Seorang biolog yang menyadari perannya tidak hanya belajar di dalam kelas, terkungkung dalam balutan tugas, laporan, dan praktikum yang menjemukan, yang paling penting adalah bagaimana mengaplikasikan ilmu yang kita dapat di perguruan tinggi ke tengah masyarakat. Karena setinggi apapun ilmu kita jika tidak diterapkan untuk membawa perubahan ke masyarakat hal itu kurang berguna. Biolog muda selayaknya memperbanyak perjalanan-perjalanan ke desa sekitar, ke desa dari kabupaten lain, atau bahkan ke luar negeri dengan 1 tujuan yaitu mencari ilmu sebanyak-banyaknya, pengalaman sebanyak-banyaknya sehingga ilmu dan pengalaman tersebut dapat diaplikasikan ke masyarakat, membuat perubahan di masyarakat,memberdayakan potensi alam yang ada  di desa tersebut untuk kepentingan masyarakat sekitar.

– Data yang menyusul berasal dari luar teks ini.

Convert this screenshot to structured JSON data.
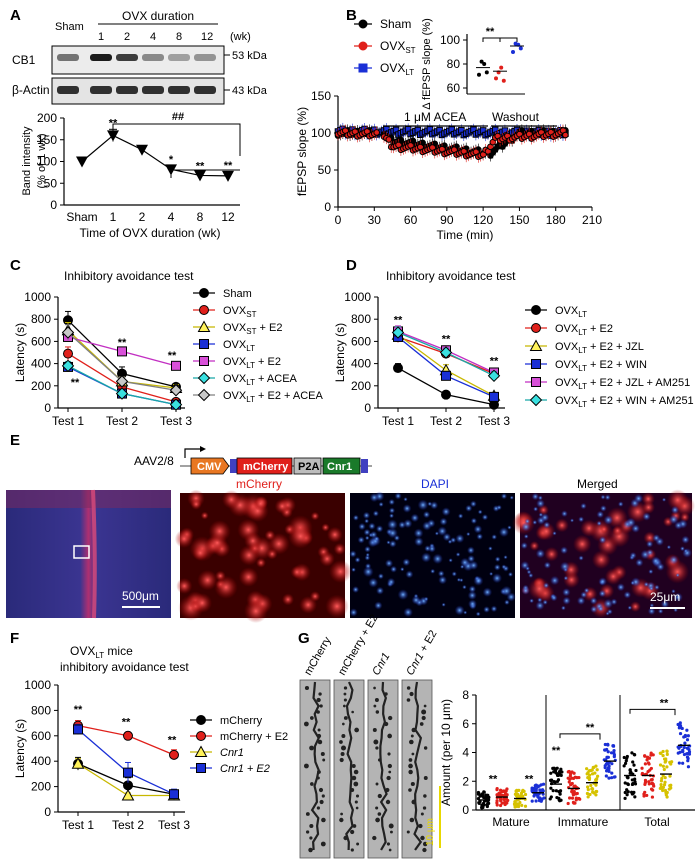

Uraian di atas hanya cuplikan space-space tertentu di desa kita yang dapat dimanfaatkan untuk banyak hal, untuk penelitian, pendidikan, ekonomi, budaya dan lainnya. Masih banyak yang bisa dilakukan oleh seorang biolog muda untuk mengeksplorasi kekayaan alam yang ada di desa mereka. Menumbuhkan inisiatif warga untuk mengekplorasi desa mereka tidak bisa dilakukan secara langsung, kita membutuhkan perjuangan yang konsisten untuk membersamai mereka, mengubah paradigma mereka bahwa kekayaan alam mereka tidak berguna, mensosialisasikan secara bertahap dan telaten apa manfaat yang mereka dapatkan jika mereka berhasil mengeksplorasi keunggulan desa mereka. Dan pergerakan ini tentunya membutuhkan dukungan dari berbagai pihak, seperti kepala desa, ketua RT, ornag-orang yang ahli berkomunikasi sehingga dapat menarik inisiatif warga. Jika hal ini dilakukan secara konsisten dan berkensinambungan, bersinergis antara pihak yang satu dengan yang lain, maka bukan angan-angan bahwa desa-desa di Indonesia menjadi daya tarik turis untuk berkunjung, menjadi pusat edukasi, pariwisata dari masyarakat metropolitan. Yang dibutuhkan dari sebuah perubahan adalah tekad dan konsisten. Mari para biolog muda menjadikan momen perayaan kemerdekaan ini sebagai sebuah perenungan apa yang akan dan sudah kita berikan untuk negeri ini? Mari maksimalkan. Selamat membawa perubahan!